The claims of responsibility have come thick and fast soon after the attack. Liwa Al-Islam, a Syrian rebel Islamist group posted a statement on Facebook where it claimed responsibility for the strike.

The opposition Free Syrian Army also said it carried out the attack, according to its spokesman Qassim Saadedine.

On their part, Syrian authorities pinned the blame for the "terrorist bomb attack" on "hired hands," and vowed to wipe out "criminal gangs," state television reported.

Wednesday’s mega-strike caps four days of hit-and-run violence in Damascus, which started after the opposition launched a new offensive codenamed Operation Damascus Volcano, which has focused on high visibility targets.

On Tuesday gunfire and plumes of smoke were reported from a street not far from the parliament. Opposition videos also showed on fire, hilltop barracks that apparently housed personnel who were engaged in performing security duties for the high security presidential palace down below. State television beamed images of troops patrolling deserted streets of Midan area — a prominent Damascus enclave — parts of which were earlier reported to have come under fire from the opposition.

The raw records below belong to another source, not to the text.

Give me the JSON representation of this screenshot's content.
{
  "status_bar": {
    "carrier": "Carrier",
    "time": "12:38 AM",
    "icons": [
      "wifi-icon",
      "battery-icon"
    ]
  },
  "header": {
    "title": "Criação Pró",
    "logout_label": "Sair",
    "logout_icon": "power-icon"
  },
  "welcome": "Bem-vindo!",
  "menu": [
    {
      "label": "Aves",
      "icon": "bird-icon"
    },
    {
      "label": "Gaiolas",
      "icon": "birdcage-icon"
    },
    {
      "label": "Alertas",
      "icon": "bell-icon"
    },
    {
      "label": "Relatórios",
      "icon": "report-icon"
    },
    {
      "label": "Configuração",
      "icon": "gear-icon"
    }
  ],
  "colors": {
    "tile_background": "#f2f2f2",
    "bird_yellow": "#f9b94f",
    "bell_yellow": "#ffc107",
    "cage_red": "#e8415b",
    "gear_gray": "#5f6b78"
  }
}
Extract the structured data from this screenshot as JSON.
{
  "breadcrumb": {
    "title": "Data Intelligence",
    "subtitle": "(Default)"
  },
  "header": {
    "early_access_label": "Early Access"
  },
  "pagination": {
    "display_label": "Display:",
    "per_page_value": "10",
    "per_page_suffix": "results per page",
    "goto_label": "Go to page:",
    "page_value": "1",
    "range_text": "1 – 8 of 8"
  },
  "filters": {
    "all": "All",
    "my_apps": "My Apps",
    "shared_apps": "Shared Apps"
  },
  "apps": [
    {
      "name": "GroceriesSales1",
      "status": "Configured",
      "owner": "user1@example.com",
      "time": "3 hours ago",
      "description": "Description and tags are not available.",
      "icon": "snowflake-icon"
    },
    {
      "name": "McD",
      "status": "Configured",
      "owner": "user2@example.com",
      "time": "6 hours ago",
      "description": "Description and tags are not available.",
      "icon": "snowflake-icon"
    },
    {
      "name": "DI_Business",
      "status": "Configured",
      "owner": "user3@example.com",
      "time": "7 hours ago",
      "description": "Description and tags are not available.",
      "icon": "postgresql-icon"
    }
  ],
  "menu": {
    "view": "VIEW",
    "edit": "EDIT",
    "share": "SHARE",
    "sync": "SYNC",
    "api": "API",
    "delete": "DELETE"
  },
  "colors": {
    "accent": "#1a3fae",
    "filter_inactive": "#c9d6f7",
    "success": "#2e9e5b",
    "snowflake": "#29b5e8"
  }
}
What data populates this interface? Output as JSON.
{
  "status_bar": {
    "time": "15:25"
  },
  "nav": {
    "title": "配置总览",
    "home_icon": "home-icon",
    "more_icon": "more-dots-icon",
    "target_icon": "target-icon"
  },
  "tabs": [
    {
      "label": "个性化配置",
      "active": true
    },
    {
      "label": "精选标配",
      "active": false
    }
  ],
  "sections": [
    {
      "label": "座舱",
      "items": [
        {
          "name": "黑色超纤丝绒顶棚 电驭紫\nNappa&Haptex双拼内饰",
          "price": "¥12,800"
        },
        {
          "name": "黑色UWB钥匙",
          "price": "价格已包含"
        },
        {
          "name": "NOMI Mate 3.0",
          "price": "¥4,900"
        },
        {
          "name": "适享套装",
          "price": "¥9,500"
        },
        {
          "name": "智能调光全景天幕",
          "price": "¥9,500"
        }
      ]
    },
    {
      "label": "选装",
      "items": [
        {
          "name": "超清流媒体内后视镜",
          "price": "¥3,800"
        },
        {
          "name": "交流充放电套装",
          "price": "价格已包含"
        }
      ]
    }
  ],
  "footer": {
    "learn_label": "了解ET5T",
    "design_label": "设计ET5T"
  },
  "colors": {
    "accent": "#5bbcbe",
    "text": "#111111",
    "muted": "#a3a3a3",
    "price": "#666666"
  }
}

As Damascus immersed into a deep security crisis, the United Nations Security Council was getting ready to debate a resolution on the extension of a UN monitoring mission in Syria, whose deployment has been tied to the fulfillment of a six point peace plan authored by Kofi Annan, the UN-Arab League envoy on Syria. Russia and China are opposed to a British draft which embeds the possibility of sanctions, if not more, against the Assad regime in case it does not comply with Mr. Annan’s plan.